Platte responds, and the district court agreed, that the duty to give Sarah this
notice never arose because Margaret failed to notify Platte of the second qualifying
event, as 29 U.S.C. § 1166(a)(4)(B) requires. But COBRA provides that Margaret
had sixty days to provide this notice. See 29 U.S.C. § 1166(a)(3). During that sixty
day period, Dakotacare sent its January 20, 1998, letter advising Margaret that her
“Employer Group Health Plan terminated effective 01/01/98.” That advice was
erroneous -- Platte’s group health plan had not terminated, and Sarah was at least
arguably entitled to a new continuation coverage election period under 29 U.S.C.
§ 1165(1)(C)(ii). In these circumstances, summary judgment was improper because
the district court failed to consider whether this faulty advice from an ERISA
fiduciary excused Margaret’s failure to advise Platte of the second qualifying event,
in which case Sarah would remain entitled to notice and an opportunity to elect the
36-month continuation coverage for eligible dependents who lose their qualified
beneficiary status. Cf. Bixler v. Cent. Pa. Teamsters Health & Welfare Fund, 12 F.3d
1292, 1302 (3d Cir. 1993).
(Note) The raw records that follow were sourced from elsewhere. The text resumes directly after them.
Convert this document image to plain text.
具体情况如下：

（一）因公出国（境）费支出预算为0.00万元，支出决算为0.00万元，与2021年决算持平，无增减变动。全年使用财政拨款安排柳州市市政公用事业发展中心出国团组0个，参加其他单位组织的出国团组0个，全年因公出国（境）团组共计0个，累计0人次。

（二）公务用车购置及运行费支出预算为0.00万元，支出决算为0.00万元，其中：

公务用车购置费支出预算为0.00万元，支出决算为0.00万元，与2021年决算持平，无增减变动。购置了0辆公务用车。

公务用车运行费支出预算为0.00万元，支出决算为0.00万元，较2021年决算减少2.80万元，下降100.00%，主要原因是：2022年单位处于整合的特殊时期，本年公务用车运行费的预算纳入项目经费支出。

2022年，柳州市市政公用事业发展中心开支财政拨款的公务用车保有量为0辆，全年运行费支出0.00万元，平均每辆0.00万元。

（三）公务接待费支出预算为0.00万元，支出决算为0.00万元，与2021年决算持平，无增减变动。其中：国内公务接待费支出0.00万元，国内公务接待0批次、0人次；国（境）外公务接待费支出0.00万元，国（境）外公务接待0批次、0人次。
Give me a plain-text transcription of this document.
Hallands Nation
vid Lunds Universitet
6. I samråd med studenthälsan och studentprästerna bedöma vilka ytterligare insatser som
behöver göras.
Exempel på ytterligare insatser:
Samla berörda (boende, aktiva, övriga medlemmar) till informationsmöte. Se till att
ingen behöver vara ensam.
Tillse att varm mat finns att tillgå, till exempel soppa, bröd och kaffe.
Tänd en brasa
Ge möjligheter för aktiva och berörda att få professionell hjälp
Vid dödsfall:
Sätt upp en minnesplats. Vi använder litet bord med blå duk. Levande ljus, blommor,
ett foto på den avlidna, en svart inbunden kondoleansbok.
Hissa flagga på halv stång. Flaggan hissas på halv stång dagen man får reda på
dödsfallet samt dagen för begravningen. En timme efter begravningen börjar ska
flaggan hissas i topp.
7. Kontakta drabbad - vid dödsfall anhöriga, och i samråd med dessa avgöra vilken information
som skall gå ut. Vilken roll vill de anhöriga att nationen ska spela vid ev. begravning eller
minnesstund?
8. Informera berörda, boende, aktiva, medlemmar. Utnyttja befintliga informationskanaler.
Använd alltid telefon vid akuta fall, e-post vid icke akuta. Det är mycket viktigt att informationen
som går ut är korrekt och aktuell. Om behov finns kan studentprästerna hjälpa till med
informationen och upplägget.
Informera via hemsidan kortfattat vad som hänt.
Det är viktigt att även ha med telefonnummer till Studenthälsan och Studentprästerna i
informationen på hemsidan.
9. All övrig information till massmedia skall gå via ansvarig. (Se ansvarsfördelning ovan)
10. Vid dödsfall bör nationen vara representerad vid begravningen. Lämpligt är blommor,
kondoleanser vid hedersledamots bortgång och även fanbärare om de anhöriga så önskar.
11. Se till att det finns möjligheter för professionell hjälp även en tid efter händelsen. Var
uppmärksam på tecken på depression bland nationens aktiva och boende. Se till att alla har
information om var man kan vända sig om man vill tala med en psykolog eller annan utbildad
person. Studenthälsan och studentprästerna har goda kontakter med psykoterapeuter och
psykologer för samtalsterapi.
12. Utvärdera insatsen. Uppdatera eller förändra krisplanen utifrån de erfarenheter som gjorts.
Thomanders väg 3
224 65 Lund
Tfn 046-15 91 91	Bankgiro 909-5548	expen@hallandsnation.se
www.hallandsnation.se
Once again, these are issues for the district court to
resolve in the first instance on remand.
The judgment of the district court is reversed and the case is remanded for
further proceedings not inconsistent with this opinion. Dakotacare’s motion to strike
portions of Sarah’s reply brief is denied.
A true copy.
Attest:
CLERK, U. S. COURT OF APPEALS, EIGHTH CIRCUIT.